円筒状デバイスの片側の回転軸にハンドル、反対側に荷重計がつながっている。ハンドルを回すように促される。
●ハンドルをゆっくりとまわす➡ハンドルをまわす力(抵抗)は
小さい➡ハンドルを数回転させても、荷重計の針は動か
ないことを確認した
●ハンドルを早くまわす➡ハンドルをまわす力(抵抗)は大きい
➡ハンドルを数回転まわすと荷重計の針がびっくりする
くらい跳ね上がる。
たった、これだけの実験で、『VCUは、只者ではないオーラ』 を放つことが理解できた。
ハンドルを持つ手が震えていた。スキンヘッドの説明者は、
その変化を見逃さずし、ニコッと微笑んだ。ラリーメンバも 代わるがわる台上デモ機を試し、歓声をあげている。
次に、車両実験室に案内された。二柱リフトに持ち上げられた車両があった。下回りから、VCUユニットの説明である。 元々、FF2WDであったが、VCUユニットを使って4WDに改造した車両で、実際に販売されている車両であった。センターデフはないので、オンデマンド4WD*である
*この時点では、現代用語辞典にも
載せられていなかった用語

【参考】床下画像(2014北京モーターショー調査画像から)
理論を読んで理解するよりも、現象に出逢うことが勝る…
スキンヘッドの説明者は、容易されたデモカーを試乗するようにうながした。
ラリー車の神様の運転、ラリーエンジンの神様が助手席、チームリーダーと当方が後席に乗車して出発した。会社の近くの河原に砂を取る作業場がある。 土手から砂の坂を下り、フカフカの砂の広場に入る。試乗車は、比較のため、2WDと4WDを機械的に切り離すことができる。
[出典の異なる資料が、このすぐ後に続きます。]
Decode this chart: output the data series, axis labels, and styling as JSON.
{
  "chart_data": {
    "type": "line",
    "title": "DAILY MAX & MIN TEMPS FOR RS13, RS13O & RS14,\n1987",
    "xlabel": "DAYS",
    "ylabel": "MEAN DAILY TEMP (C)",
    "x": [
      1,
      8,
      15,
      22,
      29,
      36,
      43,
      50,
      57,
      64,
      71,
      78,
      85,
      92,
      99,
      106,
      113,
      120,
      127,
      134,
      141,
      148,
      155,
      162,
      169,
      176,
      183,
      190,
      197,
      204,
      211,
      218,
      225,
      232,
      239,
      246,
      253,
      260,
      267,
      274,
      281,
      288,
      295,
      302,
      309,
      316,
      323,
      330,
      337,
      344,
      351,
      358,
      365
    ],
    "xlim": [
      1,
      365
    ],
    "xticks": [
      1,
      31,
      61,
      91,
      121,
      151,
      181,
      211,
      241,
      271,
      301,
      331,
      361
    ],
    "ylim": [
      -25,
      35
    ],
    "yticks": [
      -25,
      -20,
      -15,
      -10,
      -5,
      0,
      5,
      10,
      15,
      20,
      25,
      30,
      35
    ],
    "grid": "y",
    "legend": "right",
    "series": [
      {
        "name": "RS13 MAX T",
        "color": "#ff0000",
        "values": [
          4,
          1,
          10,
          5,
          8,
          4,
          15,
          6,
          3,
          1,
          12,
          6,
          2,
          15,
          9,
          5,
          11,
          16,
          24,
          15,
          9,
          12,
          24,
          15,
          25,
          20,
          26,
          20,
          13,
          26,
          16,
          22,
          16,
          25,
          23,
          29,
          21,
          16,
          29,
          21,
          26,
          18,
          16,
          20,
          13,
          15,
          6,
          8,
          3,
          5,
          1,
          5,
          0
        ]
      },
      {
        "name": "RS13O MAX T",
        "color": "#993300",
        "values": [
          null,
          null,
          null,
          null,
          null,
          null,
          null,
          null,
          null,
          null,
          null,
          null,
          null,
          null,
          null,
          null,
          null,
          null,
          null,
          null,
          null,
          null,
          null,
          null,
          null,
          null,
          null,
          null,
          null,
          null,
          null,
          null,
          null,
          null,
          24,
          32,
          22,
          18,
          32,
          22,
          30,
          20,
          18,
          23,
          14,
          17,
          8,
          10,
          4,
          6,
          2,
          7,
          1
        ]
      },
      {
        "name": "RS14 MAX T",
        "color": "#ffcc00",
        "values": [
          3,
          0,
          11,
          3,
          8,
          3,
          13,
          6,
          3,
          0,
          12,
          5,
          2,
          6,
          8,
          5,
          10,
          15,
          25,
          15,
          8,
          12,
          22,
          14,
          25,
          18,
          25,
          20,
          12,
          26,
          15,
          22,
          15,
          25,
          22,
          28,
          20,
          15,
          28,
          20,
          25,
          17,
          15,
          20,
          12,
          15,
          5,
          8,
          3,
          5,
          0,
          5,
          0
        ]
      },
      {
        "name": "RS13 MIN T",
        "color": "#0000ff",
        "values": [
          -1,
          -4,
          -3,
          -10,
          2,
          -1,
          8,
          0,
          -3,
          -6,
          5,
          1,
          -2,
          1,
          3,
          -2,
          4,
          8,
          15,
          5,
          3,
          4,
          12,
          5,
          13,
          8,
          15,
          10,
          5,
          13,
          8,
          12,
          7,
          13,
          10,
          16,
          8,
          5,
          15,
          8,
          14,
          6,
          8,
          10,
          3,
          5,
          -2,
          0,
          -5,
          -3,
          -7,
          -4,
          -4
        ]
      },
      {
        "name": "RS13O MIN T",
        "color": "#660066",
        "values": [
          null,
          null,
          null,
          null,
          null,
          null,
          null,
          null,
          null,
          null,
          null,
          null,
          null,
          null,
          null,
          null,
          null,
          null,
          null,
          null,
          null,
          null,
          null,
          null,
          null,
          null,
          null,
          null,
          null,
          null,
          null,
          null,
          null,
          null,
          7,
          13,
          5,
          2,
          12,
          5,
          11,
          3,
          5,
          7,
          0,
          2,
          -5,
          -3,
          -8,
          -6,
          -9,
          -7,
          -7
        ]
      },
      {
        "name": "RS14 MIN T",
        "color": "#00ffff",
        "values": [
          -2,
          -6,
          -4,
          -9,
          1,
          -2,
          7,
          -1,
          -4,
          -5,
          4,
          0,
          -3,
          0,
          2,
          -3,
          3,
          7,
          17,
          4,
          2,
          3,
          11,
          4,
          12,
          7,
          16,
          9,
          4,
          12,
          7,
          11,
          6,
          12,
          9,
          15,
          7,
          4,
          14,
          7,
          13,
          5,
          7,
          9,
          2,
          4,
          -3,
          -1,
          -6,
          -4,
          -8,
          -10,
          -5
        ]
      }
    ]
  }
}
●2WDモードで、停止から発進➡両前輪が砂に沈み発進困難●4WDモードで、停止から発進➡両前輪が空転し砂に沈みか
けるが後輪が車両を前方に押して砂に沈まずに発進可●4WDモードで、フルロック旋回をする➡タイトコーナーブレ
ーキング現象も発生しない。アンダーステアぎみではある
が、力強く旋回する。
頭の中で電球が光ったのを覚えている。乗車メンバーの評価は、良好である。ラリー車に使えるか?
車内では、ワイワイガヤガヤと話の花が咲いた。
会社へ戻り、試乗車を返却。 スキンヘッドの説明者に、VCUは、評価として発展可能性が高いことを伝えた。大量量産へつなげるには、シリコンオイルの調達と安定・耐久性であろうとも伝えた。
海外出張報告書には、
『VCUの早期検討を提案する。FF直結4WDの代わりとして副駆動系上にVCUを追加することで簡易4WDが出来そうであること。および、センターデフの差動ギヤの制御デバイスとして使えそうである。』
帰国後、お世話になっているサプライヤーが、VCUのプレゼンに来た。スキンヘッドの説明者からプレゼン結果が上奏され、日本の提携先に情報が入り、当方の帰国を待って、来訪してきたようだ。
『鉄は熱いうちに打て』である。その後については、VCUのテーマでブログを書くことにする。